En el reverso, sobre un fondo ocre cubierto de nubes opacas, se inscribe el nombre del juego en caracteres góticos: World of Warcraft.

Hace unos días, Théo y Maxime le explicaron que las cartas de Pokemon y Yugi-Ho, en las que habían invertido toda su paga desde hacía meses, se habían pasado de moda. Has been. Relegadas al armario. Ahora «todo el mundo» tiene cartas de World of Warcraft, y «todo el mundo» no juega más que a eso. En consecuencia, sin cartas WOW, sus hijos se habían convertido en unos cutres, en menos que nada, en unos indigentes.

El sábado pasado, Mathilde les compró dos sobres a cada uno; estaban locos de alegría. Hicieron algunos cambios entre ellos, definieron estrategias de ataque y defensa, se entrenaron todo el día para sus próximos combates. Combates virtuales que tenían lugar en el patio del colegio, a ras de suelo, de los que ella no entendía nada.

Mathilde introduce el Defensor del Alba de Plata en el bolsillo de su chaqueta. La carta le ha dado valor para levantarse. Deja el cambio sobre la mesa, guarda sus cosas en el bolso, saluda a Bernard con la mano y abre la puerta del café.

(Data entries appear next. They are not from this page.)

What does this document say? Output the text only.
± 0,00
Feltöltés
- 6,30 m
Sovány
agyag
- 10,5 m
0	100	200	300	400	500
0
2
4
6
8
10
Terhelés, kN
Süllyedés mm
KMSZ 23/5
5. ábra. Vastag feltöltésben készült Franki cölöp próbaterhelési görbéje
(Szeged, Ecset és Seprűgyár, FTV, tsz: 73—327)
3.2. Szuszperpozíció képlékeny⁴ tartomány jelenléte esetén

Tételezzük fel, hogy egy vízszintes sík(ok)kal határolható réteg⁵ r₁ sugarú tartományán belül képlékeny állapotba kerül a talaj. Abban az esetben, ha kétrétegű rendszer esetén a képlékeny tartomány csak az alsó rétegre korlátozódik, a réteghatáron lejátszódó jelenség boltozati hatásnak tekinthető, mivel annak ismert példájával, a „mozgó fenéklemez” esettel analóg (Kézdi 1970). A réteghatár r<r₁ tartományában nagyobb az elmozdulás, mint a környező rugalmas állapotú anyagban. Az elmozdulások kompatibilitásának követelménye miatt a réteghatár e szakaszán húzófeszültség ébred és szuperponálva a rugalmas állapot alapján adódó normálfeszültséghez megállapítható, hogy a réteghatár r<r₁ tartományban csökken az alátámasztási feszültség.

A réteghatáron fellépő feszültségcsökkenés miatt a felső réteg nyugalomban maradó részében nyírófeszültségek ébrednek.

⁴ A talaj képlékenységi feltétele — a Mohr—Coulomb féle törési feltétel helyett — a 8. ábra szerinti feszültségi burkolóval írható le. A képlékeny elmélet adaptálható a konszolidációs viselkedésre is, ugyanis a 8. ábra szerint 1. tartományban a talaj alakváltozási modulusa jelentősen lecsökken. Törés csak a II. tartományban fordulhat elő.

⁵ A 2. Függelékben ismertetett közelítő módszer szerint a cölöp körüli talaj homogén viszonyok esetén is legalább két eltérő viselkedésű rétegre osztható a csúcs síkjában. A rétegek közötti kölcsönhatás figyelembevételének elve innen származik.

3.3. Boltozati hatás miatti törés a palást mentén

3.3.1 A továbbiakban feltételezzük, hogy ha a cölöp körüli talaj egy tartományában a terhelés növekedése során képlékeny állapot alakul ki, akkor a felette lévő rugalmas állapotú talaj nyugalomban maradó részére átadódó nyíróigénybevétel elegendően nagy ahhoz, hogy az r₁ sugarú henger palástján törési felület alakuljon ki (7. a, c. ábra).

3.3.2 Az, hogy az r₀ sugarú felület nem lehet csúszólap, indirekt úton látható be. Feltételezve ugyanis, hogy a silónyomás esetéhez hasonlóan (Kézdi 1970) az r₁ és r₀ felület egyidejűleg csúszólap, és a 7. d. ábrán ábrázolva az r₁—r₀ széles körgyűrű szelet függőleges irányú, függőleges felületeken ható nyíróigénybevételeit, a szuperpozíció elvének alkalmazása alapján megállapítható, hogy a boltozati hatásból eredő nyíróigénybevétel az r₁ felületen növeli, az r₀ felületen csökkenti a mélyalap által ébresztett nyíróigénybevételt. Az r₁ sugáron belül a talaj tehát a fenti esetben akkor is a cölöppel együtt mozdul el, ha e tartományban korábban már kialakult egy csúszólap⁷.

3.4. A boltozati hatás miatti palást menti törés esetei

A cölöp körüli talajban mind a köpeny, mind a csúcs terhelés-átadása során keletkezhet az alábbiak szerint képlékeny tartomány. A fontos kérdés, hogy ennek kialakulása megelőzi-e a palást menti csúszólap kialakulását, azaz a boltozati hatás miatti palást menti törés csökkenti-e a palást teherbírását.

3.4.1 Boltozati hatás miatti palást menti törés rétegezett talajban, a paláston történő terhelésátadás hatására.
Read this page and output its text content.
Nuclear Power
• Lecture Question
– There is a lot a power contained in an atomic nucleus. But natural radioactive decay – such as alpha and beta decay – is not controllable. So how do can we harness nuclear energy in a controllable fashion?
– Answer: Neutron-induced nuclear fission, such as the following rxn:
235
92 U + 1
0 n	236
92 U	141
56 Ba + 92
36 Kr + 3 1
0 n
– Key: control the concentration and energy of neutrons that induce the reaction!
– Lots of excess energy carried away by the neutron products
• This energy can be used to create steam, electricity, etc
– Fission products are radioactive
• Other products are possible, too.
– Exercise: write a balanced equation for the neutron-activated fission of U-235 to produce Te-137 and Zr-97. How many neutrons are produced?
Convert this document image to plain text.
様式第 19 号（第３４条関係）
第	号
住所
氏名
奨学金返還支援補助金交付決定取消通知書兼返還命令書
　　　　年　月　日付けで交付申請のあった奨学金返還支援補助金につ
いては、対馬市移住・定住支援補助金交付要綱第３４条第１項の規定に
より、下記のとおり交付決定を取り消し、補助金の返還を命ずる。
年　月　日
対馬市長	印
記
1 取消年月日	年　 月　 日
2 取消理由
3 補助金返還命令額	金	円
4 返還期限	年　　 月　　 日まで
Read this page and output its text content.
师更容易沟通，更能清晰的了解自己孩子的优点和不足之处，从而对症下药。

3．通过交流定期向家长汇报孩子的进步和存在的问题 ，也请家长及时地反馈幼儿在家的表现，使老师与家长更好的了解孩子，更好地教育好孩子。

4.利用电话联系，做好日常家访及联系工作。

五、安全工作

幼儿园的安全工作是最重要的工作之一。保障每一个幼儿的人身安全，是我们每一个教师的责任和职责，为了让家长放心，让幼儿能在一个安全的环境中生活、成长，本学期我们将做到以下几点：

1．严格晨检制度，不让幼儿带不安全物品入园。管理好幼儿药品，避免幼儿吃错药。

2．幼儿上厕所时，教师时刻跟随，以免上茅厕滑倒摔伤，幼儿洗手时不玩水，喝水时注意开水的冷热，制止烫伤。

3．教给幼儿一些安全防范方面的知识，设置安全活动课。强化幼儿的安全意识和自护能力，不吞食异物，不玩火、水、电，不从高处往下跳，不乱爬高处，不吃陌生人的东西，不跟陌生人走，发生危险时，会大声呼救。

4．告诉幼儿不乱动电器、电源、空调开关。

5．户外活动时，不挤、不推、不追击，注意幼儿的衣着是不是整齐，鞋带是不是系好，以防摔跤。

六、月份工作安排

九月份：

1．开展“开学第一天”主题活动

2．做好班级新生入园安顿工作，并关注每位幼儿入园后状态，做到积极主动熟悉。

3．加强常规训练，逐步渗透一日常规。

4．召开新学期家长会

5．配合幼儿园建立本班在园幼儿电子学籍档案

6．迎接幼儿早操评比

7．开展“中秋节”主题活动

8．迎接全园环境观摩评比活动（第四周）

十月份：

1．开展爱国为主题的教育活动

A cientos de metros de altura, bascula, se incorpora, avanza el otro pie. La menor brisa, el más pequeño rayo cegador podría hacerla caer. Ha llegado hasta ese punto de fragilidad, de desequilibrio, en el que las cosas han perdido su sentido, la proporción. Hasta ese punto de permeabilidad en el que el más ínfimo detalle puede llenarla de alegría o reducirla a la nada.